Além disso, mesmo que as sequências de ação não sejam o foco da série – e isso é até refrescante, sendo sincero – as poucas que existem deveriam ser no mínimo acima da média. Infelizmente, porém, elas sequer chegam à média. E serei benevolente e nem chegarei próximo de exigir algo na linha do que vimos na ainda imbatível série do Demolidor do Netflix. Queria apenas algo próximo do que vimos em Gavião Arqueiro, ou seja, ação consistente e razoavelmente bem coreografada. Mas isso não acontece. Ou vemos sequências de pancadaria em que espancadores e espancados parecem ter receio de bater e apanhar, como é o caso do fraco entrevero entre Lopez e o Demolidor no primeiro episódio, ou vemos momentos em que a computação gráfica tem dificuldade de convencer, como é a sequência da sabotagem do trem. Entre uma coisa e outra, o que há são momentos que começam e acabam em um piscar de olhos e que, por isso, nem sequer deveriam ter sido inseridos na história.
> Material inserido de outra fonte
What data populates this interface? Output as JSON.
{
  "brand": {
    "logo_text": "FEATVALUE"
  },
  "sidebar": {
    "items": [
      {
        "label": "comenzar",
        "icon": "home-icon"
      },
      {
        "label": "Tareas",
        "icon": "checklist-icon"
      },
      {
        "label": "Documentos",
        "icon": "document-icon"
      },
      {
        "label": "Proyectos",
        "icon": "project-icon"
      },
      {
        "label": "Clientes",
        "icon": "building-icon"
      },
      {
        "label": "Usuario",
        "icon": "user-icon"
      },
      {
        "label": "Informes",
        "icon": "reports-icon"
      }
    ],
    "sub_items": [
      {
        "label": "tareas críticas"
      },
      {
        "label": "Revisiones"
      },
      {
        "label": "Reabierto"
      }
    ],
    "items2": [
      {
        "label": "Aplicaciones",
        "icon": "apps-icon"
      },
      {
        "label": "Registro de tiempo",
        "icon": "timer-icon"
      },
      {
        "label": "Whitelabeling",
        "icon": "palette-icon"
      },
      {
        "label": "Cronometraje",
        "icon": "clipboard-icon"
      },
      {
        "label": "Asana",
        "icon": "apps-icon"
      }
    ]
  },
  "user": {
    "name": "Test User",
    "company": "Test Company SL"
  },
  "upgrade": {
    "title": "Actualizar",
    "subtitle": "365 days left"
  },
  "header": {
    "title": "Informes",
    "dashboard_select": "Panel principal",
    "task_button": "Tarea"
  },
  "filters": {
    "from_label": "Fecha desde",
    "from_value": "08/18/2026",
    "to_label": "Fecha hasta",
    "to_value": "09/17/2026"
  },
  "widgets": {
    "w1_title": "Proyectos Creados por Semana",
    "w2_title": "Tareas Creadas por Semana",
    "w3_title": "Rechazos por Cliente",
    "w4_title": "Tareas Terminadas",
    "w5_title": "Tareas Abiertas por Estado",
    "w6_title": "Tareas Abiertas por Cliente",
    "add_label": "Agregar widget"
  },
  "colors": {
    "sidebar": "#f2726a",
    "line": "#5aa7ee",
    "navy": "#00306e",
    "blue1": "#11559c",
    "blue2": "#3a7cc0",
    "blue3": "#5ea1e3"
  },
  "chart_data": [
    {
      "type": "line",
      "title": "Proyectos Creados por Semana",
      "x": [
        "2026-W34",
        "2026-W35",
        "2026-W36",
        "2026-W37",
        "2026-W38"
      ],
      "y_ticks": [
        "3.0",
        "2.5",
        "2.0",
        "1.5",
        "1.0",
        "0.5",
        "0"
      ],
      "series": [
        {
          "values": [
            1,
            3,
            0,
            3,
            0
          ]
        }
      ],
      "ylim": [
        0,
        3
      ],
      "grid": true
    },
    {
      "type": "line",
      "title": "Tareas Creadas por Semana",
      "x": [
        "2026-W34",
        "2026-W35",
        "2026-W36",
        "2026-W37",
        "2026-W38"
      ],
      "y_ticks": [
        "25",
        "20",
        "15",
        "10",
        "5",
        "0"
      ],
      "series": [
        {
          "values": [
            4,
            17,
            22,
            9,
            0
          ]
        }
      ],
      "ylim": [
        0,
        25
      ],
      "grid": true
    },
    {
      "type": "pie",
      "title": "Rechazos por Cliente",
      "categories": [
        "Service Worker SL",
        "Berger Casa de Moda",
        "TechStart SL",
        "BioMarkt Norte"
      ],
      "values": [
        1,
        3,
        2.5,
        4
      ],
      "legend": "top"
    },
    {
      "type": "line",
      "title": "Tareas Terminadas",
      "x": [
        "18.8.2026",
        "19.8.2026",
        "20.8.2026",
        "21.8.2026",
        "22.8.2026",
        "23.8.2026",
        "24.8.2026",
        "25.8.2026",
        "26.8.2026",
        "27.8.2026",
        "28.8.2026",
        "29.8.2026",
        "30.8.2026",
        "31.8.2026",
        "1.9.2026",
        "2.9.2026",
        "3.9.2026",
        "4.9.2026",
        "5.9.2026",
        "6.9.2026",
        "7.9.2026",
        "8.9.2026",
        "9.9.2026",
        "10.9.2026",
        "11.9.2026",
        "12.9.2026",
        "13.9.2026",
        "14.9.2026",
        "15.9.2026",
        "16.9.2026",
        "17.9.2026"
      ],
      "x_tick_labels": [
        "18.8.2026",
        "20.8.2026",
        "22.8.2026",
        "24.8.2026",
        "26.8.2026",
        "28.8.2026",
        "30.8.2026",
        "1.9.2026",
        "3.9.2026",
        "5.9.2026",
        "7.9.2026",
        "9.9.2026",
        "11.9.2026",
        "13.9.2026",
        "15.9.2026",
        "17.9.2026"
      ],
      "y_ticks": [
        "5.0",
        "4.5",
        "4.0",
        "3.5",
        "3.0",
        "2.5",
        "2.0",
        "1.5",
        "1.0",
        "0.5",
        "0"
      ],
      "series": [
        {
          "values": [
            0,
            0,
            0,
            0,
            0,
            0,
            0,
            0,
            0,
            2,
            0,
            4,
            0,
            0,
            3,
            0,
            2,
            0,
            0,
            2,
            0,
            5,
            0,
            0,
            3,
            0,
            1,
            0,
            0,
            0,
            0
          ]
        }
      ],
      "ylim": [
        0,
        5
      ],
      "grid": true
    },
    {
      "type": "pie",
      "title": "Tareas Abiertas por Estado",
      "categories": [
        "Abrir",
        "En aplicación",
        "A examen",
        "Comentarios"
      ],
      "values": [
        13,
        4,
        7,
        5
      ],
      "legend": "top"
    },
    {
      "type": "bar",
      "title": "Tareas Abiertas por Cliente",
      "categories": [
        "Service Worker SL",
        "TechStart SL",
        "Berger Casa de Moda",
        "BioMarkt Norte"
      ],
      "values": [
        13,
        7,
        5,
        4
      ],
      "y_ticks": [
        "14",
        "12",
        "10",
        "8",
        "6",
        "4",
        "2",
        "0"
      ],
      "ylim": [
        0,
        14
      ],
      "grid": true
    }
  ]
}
E há uma enorme hesitação da produção em efetivamente fazer de Eco uma série mais, digamos, radical, aproximando-a da citada série do Netflix. Há um descompasso sensível no emprego da violência ou mesmo da intensidade das lutas. Sim, há uma ou duas cenas bem mais violentas do que o normal de séries do UCM, mas elas parecem claudicantes, como se tivessem sido esquecidas ali depois de um expurgo quase que completo delas por parte de um editor sob ordens de apagar tudo aquilo que crianças de mais de 12 anos não deveriam assistir. Não há nada pior do que ficar no meio termo, no fio da navalha entre um tipo de abordagem e outra e Eco faz justamente isso, seguindo seu caminho com receio de decepcionar quem não quer violência e também quem a quer, resultando em um problema para os dois lados dessa discussão. Basta pegar como exemplo, mais uma vez, a luta de Maya com o Demolidor, claramente inserida na série de qualquer jeito, para fazer as redes sociais comentarem. Trata-se de uma “anti-luta”. Nenhum golpe parece real. Nenhum malabarismo parece natural. Não há força, não há potência, não há engajamento dos dois em momento algum. É como dirigir um carro vistoso com freio puxado.
Eco merece aplausos pela excelente maneira como desenvolve sua protagonista, fazendo com que a história de seu povo e suas deficiências estejam realmente amarradas à personagem e à história como um todo. Nisso, não tenho reparos a fazer, muito ao contrário. No entanto, a série parece se perder em tom e na forma como Maya Lopez se insere no universo do Rei do Crime e do Demolidor, como se a equipe de roteiristas tivesse escrito duas séries, uma muito boa sobre a origem de Eco e outra muito ruim sobre os ecos de Eco (não deu para resistir…) no UCM. Se era para ser uma coisa ou outra, teria sido muito melhor se a produção tivesse focado em que Maya Lopez é, deixando o restante para algum momento no futuro.
Eco – 1ª Temporada (Echo – EUA, 09 de janeiro de 2024)
Direção: Sydney Freeland, Catriona McKenzie
Roteiro: Marion Dayre, Josh Feldman, Steven Paul Judd, Ken Kristensen, Ellen Morton, Chantelle M. Wells
Elenco: Alaqua Cox, Chaske Spencer, Tantoo Cardinal, Charlie Cox, Devery Jacobs, Zahn McClarnon, Cody Lightning, Graham Greene, Vincent D’Onofrio, Jeremy Renner
Duração: 209 min. (cinco episódios)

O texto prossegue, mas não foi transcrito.